公認会計士・税理士 田牧 大祐
平成19年の夕張市の財政破綻により始まった地方公共団体(以下、「地方自治体」)の公会計制度改革ですが、すべての地方自治体に企業会計の考え方を取り入れた財務書類作成と笹子トンネル崩落事故に代表されるインフラの老朽化に関する更新、長寿命化等の計画作成が求められています。
地方自治体の公会計制度改革を総務省が強力に推進しているその背景には、公共施設や道路、橋梁等のインフラの多くが1970年代に整備され、50年が経過する2020年代になると、老朽化問題が現実化する一方、税収の伸びは見込めず、インフラの更新が困難な状況があるからです。
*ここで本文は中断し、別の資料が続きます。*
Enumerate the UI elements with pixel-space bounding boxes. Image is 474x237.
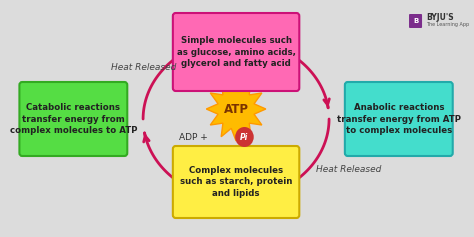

日本の税収約90兆円の内訳は、国税6割(主に、所得税、法人税、消費税)、地方税4割(主に、住民税、固定資産税、地方消費税)ですが、市町村でいえば、一般会計歳入の3割から6割は地方交付税や補助金等、国からの依存財源に頼っており、国税の税収不足は、地方自治体の運営財源が確保できない事を意味しています。
国の財政収支に関しては、財務省が公表している『もっと知りたい税のこと』で、国を一般家庭に例えて分かりやすく説明しています。それによると、月収40万円の家庭で、月の要支出額が79万円(うち、ローン元金返済が19万円、田舎(地方自治体)への仕送りが14万円)、ローン残高は7,631万円という状況です。
また、国立社会保障・人口問題研究所のホームページには、2010年以降5年毎の人口推移が公表されています※。2010年の日本の総人口128,057千人に対して、2040年は107,276千人(83.8%)です。しかし、税収に影響の大きい生産年齢人口(16才から64才)に目を向けると、2010年81,735千人が、2040年には57,866千人(70.8%)です。
地方自治体には、人口減少時代に即した運営が求められ、財政規模も人口に合わせて小さくなると思いますが、最大人口に合わせて整備してきたインフラをすべて更新していくことは難しいでしょう。人口減少時代に合ったインフラの更新が求められ、将来、私たちが当たり前に使っている道路、橋梁、トンネル、上水道、下水道が使えない地域が出てくる事も許容しなければならない時代が来るのかもしれません。
※参考までに、山形市でいえば、2010年254千人が2040年には209千人(82.4%)、山形県では1,168千人が835千人(71.5%)となっています。